I have enjoyed sushi in Japan. It was not something I thought my Fu dog eyes would let into the gate of my mouth, but it happened and happened more than once. Let it be said that curiosity has a big appetite and that it eats with gusto. As I understand it, there are three kinds of sushi in Japan: kneaded, unkneaded and rolled (chi ra shi zu shi, Nigi ri zu shi, and ma ki zu shi). But the best sushi I had in Japan was at Naoko's mother and father's house. The fish (sea bream, squid, salmon, tuna and shrimp) were served with kneaded rice and horseradish. The fish were caught daily in the Seto Sea.

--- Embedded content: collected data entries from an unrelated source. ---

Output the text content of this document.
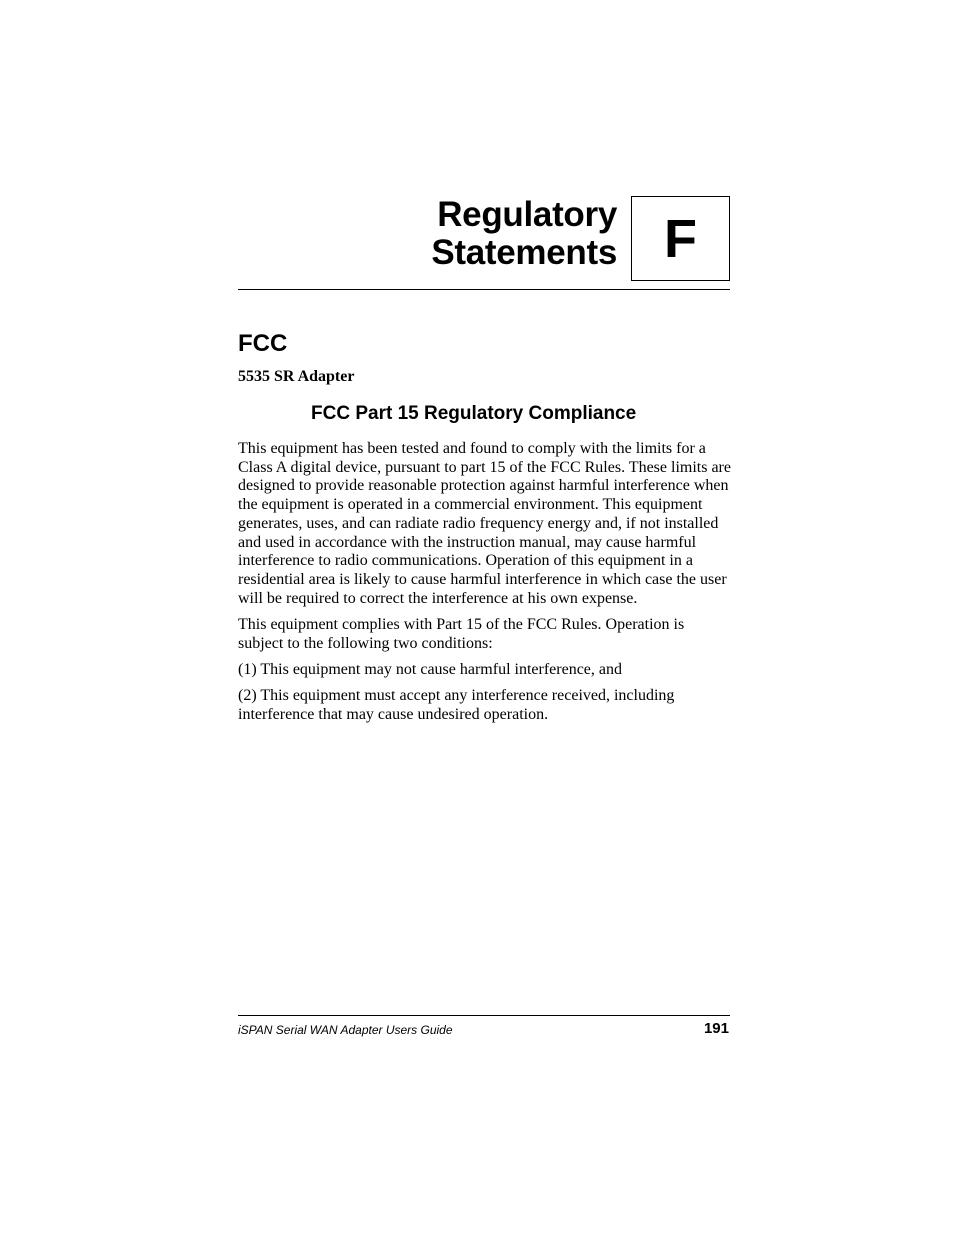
Regulatory
Statements F
FCC
5535 SR Adapter
FCC Part 15 Regulatory Compliance

This equipment has been tested and found to comply with the limits for a Class A digital device, pursuant to part 15 of the FCC Rules. These limits are designed to provide reasonable protection against harmful interference when the equipment is operated in a commercial environment. This equipment generates, uses, and can radiate radio frequency energy and, if not installed and used in accordance with the instruction manual, may cause harmful interference to radio communications. Operation of this equipment in a residential area is likely to cause harmful interference in which case the user will be required to correct the interference at his own expense.

This equipment complies with Part 15 of the FCC Rules. Operation is subject to the following two conditions:

(1) This equipment may not cause harmful interference, and

(2) This equipment must accept any interference received, including interference that may cause undesired operation.

iSPAN Serial WAN Adapter Users Guide	191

After Naoko's mother and father met us at the door, I was shown the kamidana and the Buddhist altar. The altar was beautiful. It was comprised of dark wood and decorated with goldleaf or something that caught and dispersed light in intriguing ways. The effect inspired a sense of repose and reflection. Even the drinks and cakes left as offerings were translated into something more than themselves by a masterful interplay of shade and light. Obviously I was (and am) not familiar with such altars - and quite frankly I am not overly familiar with Christian altars either - but I found this to be a fascinating and mysterious cabinetry. If my unsophistication is showing, forgive me. My soul became a Hime doll and ran inside leaving me dumbfounded in the flesh.

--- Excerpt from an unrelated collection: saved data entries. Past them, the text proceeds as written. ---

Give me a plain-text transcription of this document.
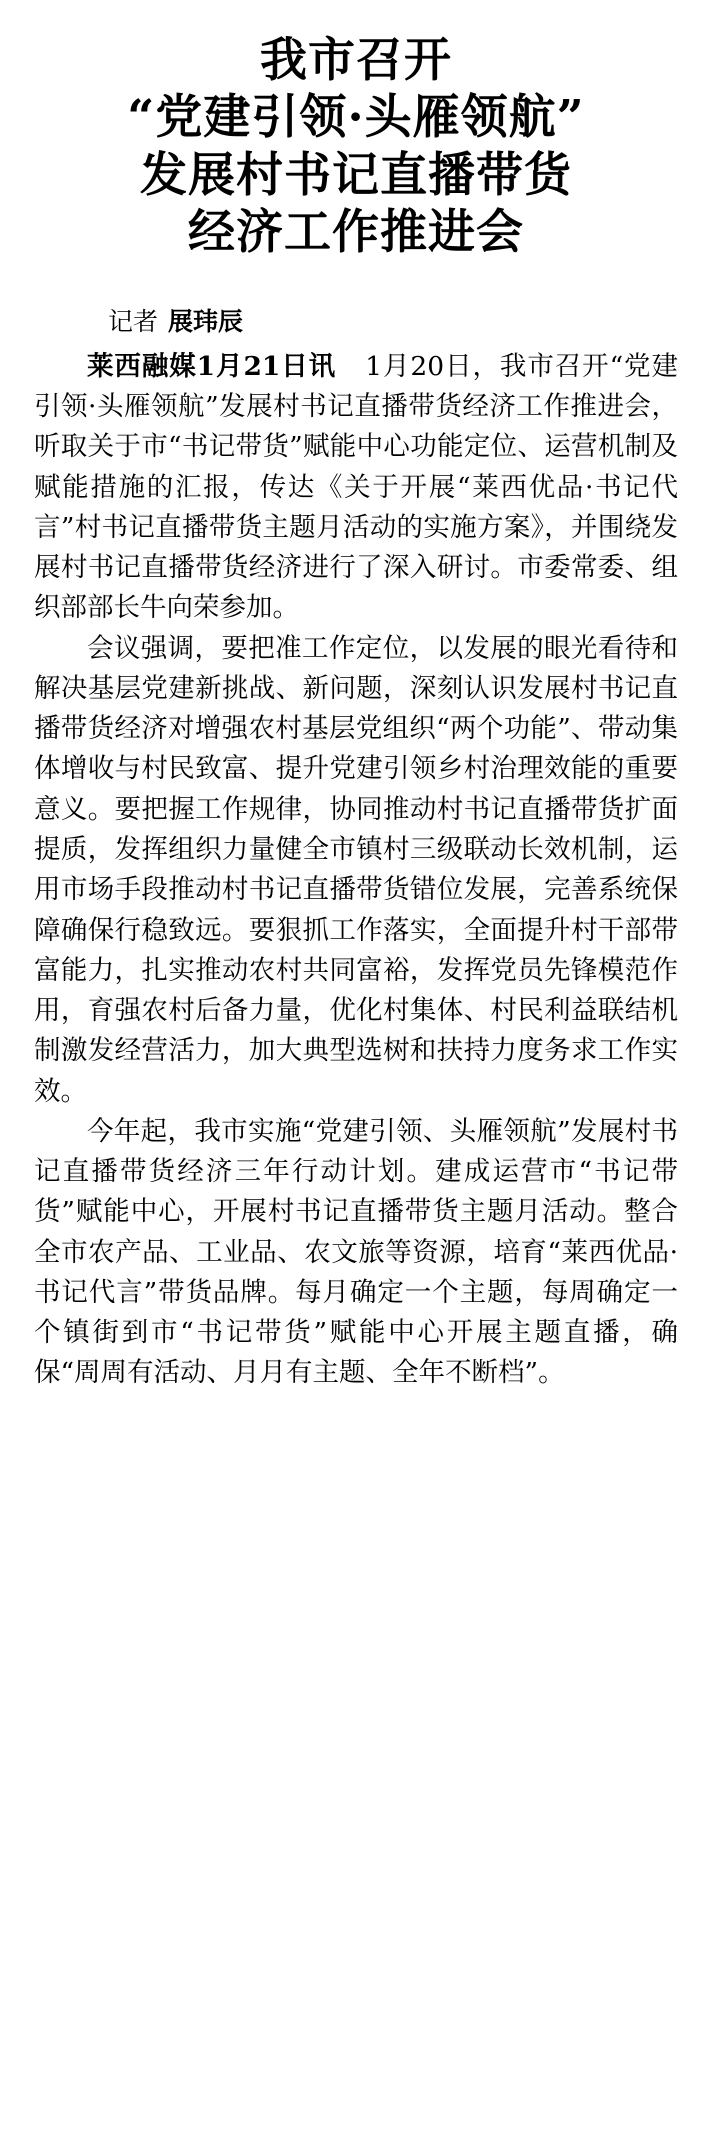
我市召开
“党建引领·头雁领航”
发展村书记直播带货
经济工作推进会
记者 展玮辰

莱西融媒1月21日讯 1月20日，我市召开“党建引领·头雁领航”发展村书记直播带货经济工作推进会，听取关于市“书记带货”赋能中心功能定位、运营机制及赋能措施的汇报，传达《关于开展“莱西优品·书记代言”村书记直播带货主题月活动的实施方案》，并围绕发展村书记直播带货经济进行了深入研讨。市委常委、组织部部长牛向荣参加。

会议强调，要把准工作定位，以发展的眼光看待和解决基层党建新挑战、新问题，深刻认识发展村书记直播带货经济对增强农村基层党组织“两个功能”、带动集体增收与村民致富、提升党建引领乡村治理效能的重要意义。要把握工作规律，协同推动村书记直播带货扩面提质，发挥组织力量健全市镇村三级联动长效机制，运用市场手段推动村书记直播带货错位发展，完善系统保障确保行稳致远。要狠抓工作落实，全面提升村干部带富能力，扎实推动农村共同富裕，发挥党员先锋模范作用，育强农村后备力量，优化村集体、村民利益联结机制激发经营活力，加大典型选树和扶持力度务求工作实效。

今年起，我市实施“党建引领、头雁领航”发展村书记直播带货经济三年行动计划。建成运营市“书记带货”赋能中心，开展村书记直播带货主题月活动。整合全市农产品、工业品、农文旅等资源，培育“莱西优品·书记代言”带货品牌。每月确定一个主题，每周确定一个镇街到市“书记带货”赋能中心开展主题直播，确保“周周有活动、月月有主题、全年不断档”。
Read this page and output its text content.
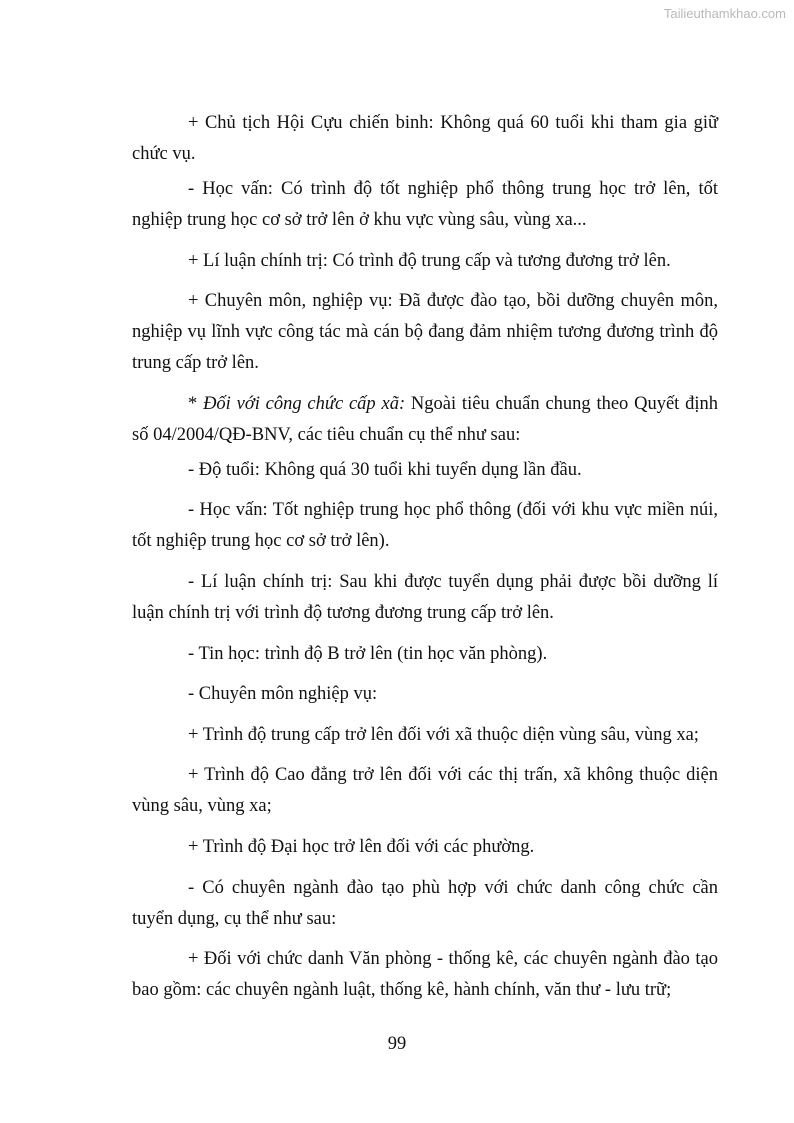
Tailieuthamkhao.com

+ Chủ tịch Hội Cựu chiến binh: Không quá 60 tuổi khi tham gia giữ chức vụ.

- Học vấn: Có trình độ tốt nghiệp phổ thông trung học trở lên, tốt nghiệp trung học cơ sở trở lên ở khu vực vùng sâu, vùng xa...

+ Lí luận chính trị: Có trình độ trung cấp và tương đương trở lên.

+ Chuyên môn, nghiệp vụ: Đã được đào tạo, bồi dưỡng chuyên môn, nghiệp vụ lĩnh vực công tác mà cán bộ đang đảm nhiệm tương đương trình độ trung cấp trở lên.

* Đối với công chức cấp xã: Ngoài tiêu chuẩn chung theo Quyết định số 04/2004/QĐ-BNV, các tiêu chuẩn cụ thể như sau:

- Độ tuổi: Không quá 30 tuổi khi tuyển dụng lần đầu.

- Học vấn: Tốt nghiệp trung học phổ thông (đối với khu vực miền núi, tốt nghiệp trung học cơ sở trở lên).

- Lí luận chính trị: Sau khi được tuyển dụng phải được bồi dưỡng lí luận chính trị với trình độ tương đương trung cấp trở lên.

- Tin học: trình độ B trở lên (tin học văn phòng).

- Chuyên môn nghiệp vụ:

+ Trình độ trung cấp trở lên đối với xã thuộc diện vùng sâu, vùng xa;

+ Trình độ Cao đẳng trở lên đối với các thị trấn, xã không thuộc diện vùng sâu, vùng xa;

+ Trình độ Đại học trở lên đối với các phường.

- Có chuyên ngành đào tạo phù hợp với chức danh công chức cần tuyển dụng, cụ thể như sau:

+ Đối với chức danh Văn phòng - thống kê, các chuyên ngành đào tạo bao gồm: các chuyên ngành luật, thống kê, hành chính, văn thư - lưu trữ;

99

peering through my glasses
I wonder what to do
On the wall there were photographs of grandparents and of an uncle who died in World War II. Later, sitting across from Naoko's father, it may be I was thinking of this man's brother, killed in action, and of my father who was his enemy; or it may be I am predisposed to perceive in certain ways (as if destiny were threads already attached to heaven): My father had fought in the Philippines and my father had died shortly after I had won this trip to Japan. He was very pleased for me and in the weeks before his death I had grown close to him in ways not attained in broader times. I guess I am trying to make a gasp a measured breath, it is simply that; left alone with Naoko's father, neither of us speaking one another's language; both of us quietly chewing sushi…he began to seem so much like my father I could not take my eyes off him. The resemblance was not so physical as it was one of expression; the way some part of him peered through this other man's eyes.
looks like my father--
in the other world
I was haunted by the sensation even as I was comforted. My father/not my father/my father/not my father like an unsounded chant I am only hearing now.

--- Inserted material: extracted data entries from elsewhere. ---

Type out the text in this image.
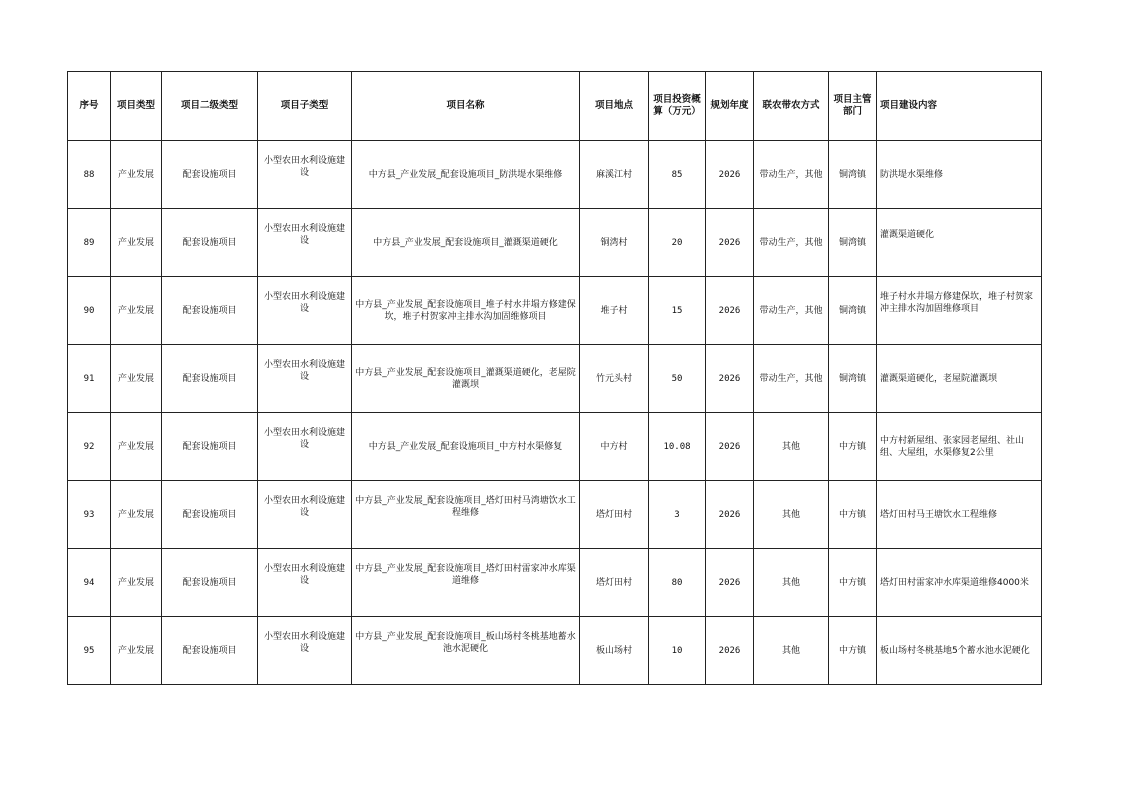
序号	项目类型	项目二级类型	项目子类型	项目名称	项目地点	项目投资概算（万元）	规划年度	联农带农方式	项目主管部门	项目建设内容
88	产业发展	配套设施项目	小型农田水利设施建设	中方县_产业发展_配套设施项目_防洪堤水渠维修	麻溪江村	85	2026	带动生产，其他	铜湾镇	防洪堤水渠维修
89	产业发展	配套设施项目	小型农田水利设施建设	中方县_产业发展_配套设施项目_灌溉渠道硬化	铜湾村	20	2026	带动生产，其他	铜湾镇	灌溉渠道硬化

90	产业发展	配套设施项目	小型农田水利设施建设	中方县_产业发展_配套设施项目_堆子村水井塌方修建保坎，堆子村贺家冲主排水沟加固维修项目	堆子村	15	2026	带动生产，其他	铜湾镇	堆子村水井塌方修建保坎，堆子村贺家冲主排水沟加固维修项目

91	产业发展	配套设施项目	小型农田水利设施建设	中方县_产业发展_配套设施项目_灌溉渠道硬化，老屋院灌溉坝	竹元头村	50	2026	带动生产，其他	铜湾镇	灌溉渠道硬化，老屋院灌溉坝
92	产业发展	配套设施项目	小型农田水利设施建设	中方县_产业发展_配套设施项目_中方村水渠修复	中方村	10.08	2026	其他	中方镇	中方村新屋组、张家园老屋组、社山组、大屋组，水渠修复2公里
93	产业发展	配套设施项目	小型农田水利设施建设	中方县_产业发展_配套设施项目_塔灯田村马湾塘饮水工程维修	塔灯田村	3	2026	其他	中方镇	塔灯田村马王塘饮水工程维修
94	产业发展	配套设施项目	小型农田水利设施建设	中方县_产业发展_配套设施项目_塔灯田村雷家冲水库渠道维修	塔灯田村	80	2026	其他	中方镇	塔灯田村雷家冲水库渠道维修4000米
95	产业发展	配套设施项目	小型农田水利设施建设	中方县_产业发展_配套设施项目_板山场村冬桃基地蓄水池水泥硬化	板山场村	10	2026	其他	中方镇	板山场村冬桃基地5个蓄水池水泥硬化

Naoko's mother speaks only a few words of English or was reluctant to do so, but if I am worried about violating some taboo of Japanese etiquette, she is a hostess wanting to make sure I am comfortable. Thus, in a moment of protracted silence she gestures to her husband and says, "Towel maker."I find this charming and using one arm as a piston and the other to point at myself I make a train sound and say, "Railroad worker." If I were a visual artist I would draw a phantom train composed of a single breath weaving its way through an atmospheric fallout of brightly colored towels; the landscapes of our faces looking up toward a ceiling turned limitless. As if breath had popped the cork on bottled confetti, Naoko's mother produces a whole sackful of variable towels. She asks me to chose a couple to take back with me and then insists I should take them all. I don't have a train to offer in return.
As we were leaving, I was shown the Japanese garden. Many old trees. One of the maples, though small in stature was two hundred years old. Naoko's mother also runs back inside and returns with a bottle of Windchime Sake. Hiromi and I will drink it my last night in Japan. (Not to give the impression there has not already been a number of bottles brought to the shore of emptiness.)